In her motion to dismiss the lawsuit, Assistant Attorney General Anne Bensky, representing the state, argued that the WMC had no standing to sue.
But Judge Lloyd Carter of the Waukesha County Circuit Court sided with the business lobby and said he was concerned that releasing the data could plaster businesses with a “scarlet letter.”
“We’re talking about businesses who are teetering on the brink of failure,” Carter said. “We’re talking about release of data with potential for irreparable harm to those businesses.”
WMC President Kurt Bauer echoed those thoughts in a statement Monday.
“While an employee may have contracted COVID-19 outside the workplace and properly quarantined, a business could still face financial or reputational harm if consumers falsely blame the employer due to this release,” Bauer said.
The case will likely play out for several more months as the parties gather evidence, find experts to weigh in on privacy issues and possibly engage in discovery.
Tom Kamenick, an attorney with the Wisconsin Transparency Project representing the Journal Sentinel, called the speculation that businesses would be harmed “gross exaggeration.”

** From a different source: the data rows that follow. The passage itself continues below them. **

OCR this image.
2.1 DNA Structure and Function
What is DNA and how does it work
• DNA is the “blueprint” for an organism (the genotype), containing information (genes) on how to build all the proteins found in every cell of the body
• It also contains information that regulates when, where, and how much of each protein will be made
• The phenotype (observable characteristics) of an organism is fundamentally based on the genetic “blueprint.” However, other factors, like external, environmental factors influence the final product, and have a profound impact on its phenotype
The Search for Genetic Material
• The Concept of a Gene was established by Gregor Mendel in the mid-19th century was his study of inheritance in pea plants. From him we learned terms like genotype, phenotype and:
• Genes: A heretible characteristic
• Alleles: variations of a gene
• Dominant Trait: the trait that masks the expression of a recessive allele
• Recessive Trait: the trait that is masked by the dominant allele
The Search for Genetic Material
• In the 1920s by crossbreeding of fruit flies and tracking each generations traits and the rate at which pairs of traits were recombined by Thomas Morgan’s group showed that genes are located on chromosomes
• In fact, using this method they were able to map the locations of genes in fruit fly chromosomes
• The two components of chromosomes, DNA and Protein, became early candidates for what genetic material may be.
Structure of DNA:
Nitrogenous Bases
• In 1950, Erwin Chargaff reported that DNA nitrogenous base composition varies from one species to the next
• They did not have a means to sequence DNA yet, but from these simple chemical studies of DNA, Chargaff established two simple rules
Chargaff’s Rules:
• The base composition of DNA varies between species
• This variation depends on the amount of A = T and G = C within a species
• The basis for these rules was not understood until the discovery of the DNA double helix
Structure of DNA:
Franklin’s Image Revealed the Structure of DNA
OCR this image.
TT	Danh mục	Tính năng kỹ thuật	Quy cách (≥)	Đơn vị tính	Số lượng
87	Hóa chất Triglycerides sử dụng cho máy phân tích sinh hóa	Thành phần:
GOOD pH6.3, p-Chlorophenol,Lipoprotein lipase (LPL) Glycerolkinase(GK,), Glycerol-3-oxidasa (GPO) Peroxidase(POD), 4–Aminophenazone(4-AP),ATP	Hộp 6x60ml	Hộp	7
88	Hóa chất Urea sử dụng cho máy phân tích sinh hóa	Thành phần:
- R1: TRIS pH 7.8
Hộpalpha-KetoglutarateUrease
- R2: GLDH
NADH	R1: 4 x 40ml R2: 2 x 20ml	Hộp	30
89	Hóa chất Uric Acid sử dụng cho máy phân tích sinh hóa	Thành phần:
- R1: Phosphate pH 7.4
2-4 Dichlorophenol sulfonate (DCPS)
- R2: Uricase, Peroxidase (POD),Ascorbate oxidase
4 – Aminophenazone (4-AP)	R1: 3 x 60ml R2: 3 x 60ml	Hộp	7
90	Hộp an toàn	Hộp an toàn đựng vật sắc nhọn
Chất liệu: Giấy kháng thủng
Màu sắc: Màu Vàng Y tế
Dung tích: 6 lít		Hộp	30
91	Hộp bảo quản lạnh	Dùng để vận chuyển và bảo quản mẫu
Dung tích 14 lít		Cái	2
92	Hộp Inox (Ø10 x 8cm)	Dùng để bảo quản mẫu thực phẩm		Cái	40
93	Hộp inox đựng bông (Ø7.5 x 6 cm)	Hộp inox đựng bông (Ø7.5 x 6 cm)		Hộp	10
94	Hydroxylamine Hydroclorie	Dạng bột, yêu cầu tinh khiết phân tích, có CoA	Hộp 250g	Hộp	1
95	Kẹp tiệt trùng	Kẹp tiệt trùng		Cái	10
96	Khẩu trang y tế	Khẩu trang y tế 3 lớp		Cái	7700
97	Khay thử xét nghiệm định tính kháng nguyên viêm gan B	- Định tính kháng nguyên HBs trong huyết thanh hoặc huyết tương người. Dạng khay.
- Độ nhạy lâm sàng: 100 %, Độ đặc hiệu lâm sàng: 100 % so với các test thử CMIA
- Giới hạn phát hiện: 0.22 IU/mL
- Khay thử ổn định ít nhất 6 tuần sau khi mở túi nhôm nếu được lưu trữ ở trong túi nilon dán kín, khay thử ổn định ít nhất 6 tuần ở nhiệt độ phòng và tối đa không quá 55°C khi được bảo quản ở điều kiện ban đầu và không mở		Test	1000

He pointed out that several states and county health departments already name facilities with outbreaks, and many facilities with large outbreaks have already been widely reported on in the media.
Through a separate records request, officials in Brown County, home to Green Bay, previously released similar data to the Journal Sentinel that show that Wisconsin food processing plants have been linked to more COVID-19 cases than previously disclosed. One Green Bay plant, JBS Packerland, was linked to 417 people who tested positive and four deaths.